Sunday, December 19, 2010

An interesting article

I found this interesting article while I was searching the term sociocognitive and second language writing. One of the features of this article that I find interesting is the frameworks informing this research. I hope to write about these frameworks, which inspire me as well, some other time. Another interesting feature of this article is its focus on intertextuality and possible interactions between oral and written genres, such as telephone conversations and faxes. I think multimodality of writing processes is an interesting topic. I also like the fact that this article mentions possible influences of social, cultural, and economic contexts on writing. Even though it is not completely ecological I think it is an interesting study. (I want to note that the author does not have such a claim. It's just that I'm trying to figure out what an ecological perspective to second language writing would look like). I especially find its methodology useful since I have never thought of focus group interviews as a method before.

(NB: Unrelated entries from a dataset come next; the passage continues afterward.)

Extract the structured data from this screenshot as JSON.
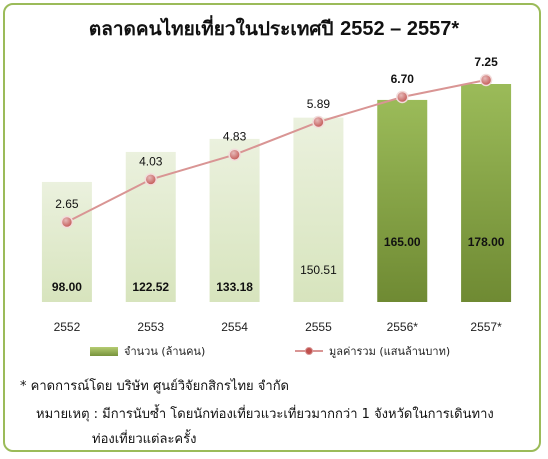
{
  "title": "ตลาดคนไทยเที่ยวในประเทศปี",
  "title_years": "2552 – 2557*",
  "colors": {
    "border": "#9bbb59",
    "bar_light": "#d7e4bd",
    "bar_dark": "#77933c",
    "line": "#d99594",
    "marker": "#c0504d"
  },
  "chart_data": {
    "type": "bar+line",
    "categories": [
      "2552",
      "2553",
      "2554",
      "2555",
      "2556*",
      "2557*"
    ],
    "series": [
      {
        "name": "จำนวน (ล้านคน)",
        "type": "bar",
        "values": [
          98.0,
          122.52,
          133.18,
          150.51,
          165.0,
          178.0
        ],
        "labels": [
          "98.00",
          "122.52",
          "133.18",
          "150.51",
          "165.00",
          "178.00"
        ],
        "highlight": [
          false,
          false,
          false,
          false,
          true,
          true
        ]
      },
      {
        "name": "มูลค่ารวม (แสนล้านบาท)",
        "type": "line",
        "values": [
          2.65,
          4.03,
          4.83,
          5.89,
          6.7,
          7.25
        ],
        "labels": [
          "2.65",
          "4.03",
          "4.83",
          "5.89",
          "6.70",
          "7.25"
        ]
      }
    ],
    "legend_position": "bottom"
  },
  "legend": {
    "bar_label": "จำนวน (ล้านคน)",
    "line_label": "มูลค่ารวม (แสนล้านบาท)"
  },
  "notes": {
    "estimate": "* คาดการณ์โดย บริษัท ศูนย์วิจัยกสิกรไทย จำกัด",
    "remark_line1": "หมายเหตุ : มีการนับซ้ำ โดยนักท่องเที่ยวแวะเที่ยวมากกว่า 1 จังหวัดในการเดินทาง",
    "remark_line2": "ท่องเที่ยวแต่ละครั้ง"
  }
}
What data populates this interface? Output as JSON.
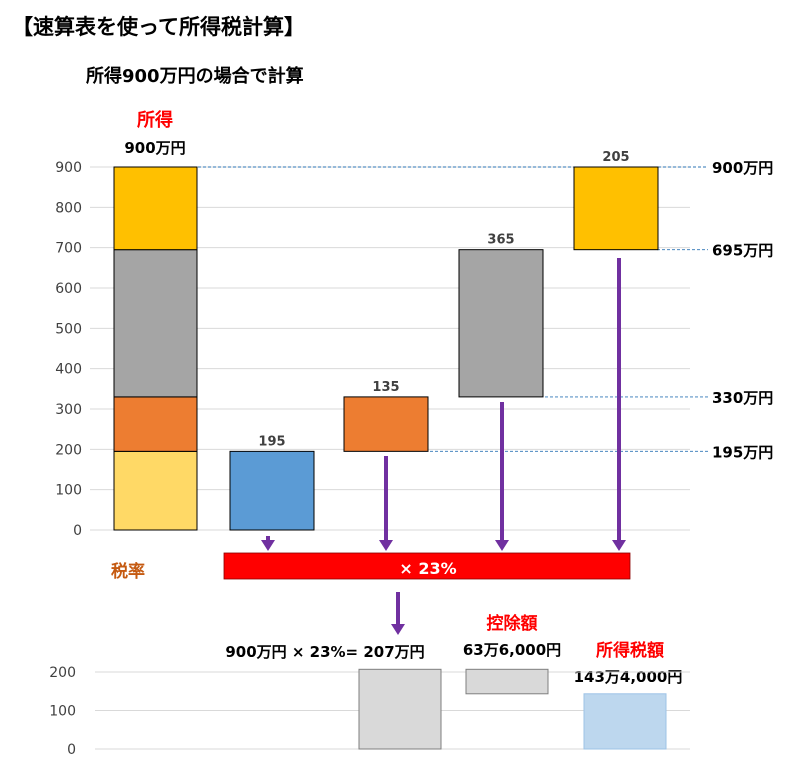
{
  "title": "【速算表を使って所得税計算】",
  "subtitle": "所得900万円の場合で計算",
  "income_label": "所得",
  "income_value_label": "900万円",
  "rate_label": "税率",
  "rate_bar_text": "× 23%",
  "calc_text": "900万円 × 23%= 207万円",
  "deduction_label": "控除額",
  "deduction_value": "63万6,000円",
  "tax_label": "所得税額",
  "tax_value": "143万4,000円",
  "colors": {
    "seg_195": "#FFD966",
    "seg_135": "#ED7D31",
    "seg_365": "#A5A5A5",
    "seg_205": "#FFC000",
    "bar_195": "#5B9BD5",
    "arrow": "#7030A0",
    "rate_bar": "#FF0000",
    "red_label": "#FF0000",
    "orange_label": "#C55A11",
    "gray_bar": "#D9D9D9",
    "lightblue_bar": "#BDD7EE"
  },
  "chart_data": [
    {
      "type": "bar",
      "subtype": "stacked-waterfall",
      "ylim": [
        0,
        900
      ],
      "yticks": [
        0,
        100,
        200,
        300,
        400,
        500,
        600,
        700,
        800,
        900
      ],
      "stack": [
        195,
        135,
        365,
        205
      ],
      "floating_bars": [
        {
          "bottom": 0,
          "top": 195,
          "label": "195"
        },
        {
          "bottom": 195,
          "top": 330,
          "label": "135"
        },
        {
          "bottom": 330,
          "top": 695,
          "label": "365"
        },
        {
          "bottom": 695,
          "top": 900,
          "label": "205"
        }
      ],
      "reference_lines": [
        {
          "value": 900,
          "label": "900万円"
        },
        {
          "value": 695,
          "label": "695万円"
        },
        {
          "value": 330,
          "label": "330万円"
        },
        {
          "value": 195,
          "label": "195万円"
        }
      ],
      "grid": true
    },
    {
      "type": "bar",
      "ylim": [
        0,
        200
      ],
      "yticks": [
        0,
        100,
        200
      ],
      "bars": [
        {
          "bottom": 0,
          "top": 207,
          "label": "900万円 × 23%= 207万円"
        },
        {
          "bottom": 143.4,
          "top": 207,
          "label": "控除額 63万6,000円"
        },
        {
          "bottom": 0,
          "top": 143.4,
          "label": "所得税額 143万4,000円"
        }
      ],
      "grid": true
    }
  ]
}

Zhu, Y. (2006). Understanding sociocognitive space of written discourse: Implications for teaching business writing to Chinese students. International Review of Applied Linguistics in Language Teaching, 44(3), 265-285.
Abstract: Confronted with various issues in teaching business writing to Chinese students in New Zealand, this paper sees the need for bridging the gap between genre-based research and teaching in an intercultural context. Specifically, it develops an intercultural reflective model in the light of Bhatia's sociocognitive genre study as well as cross-cultural persuasion. As an important part of the model, New Zealand and Chinese experts' intracultural and intercultural reflections on business writing are solicited and compared and the theoretical implications for teaching and learning business writing are discussed. It has been found, through a case study of analysing English and Chinese business faxes, this model can offer an in-depth understanding about discursive competence across cultures, and provide a link between genre-based theory, teaching practice and professional expertise.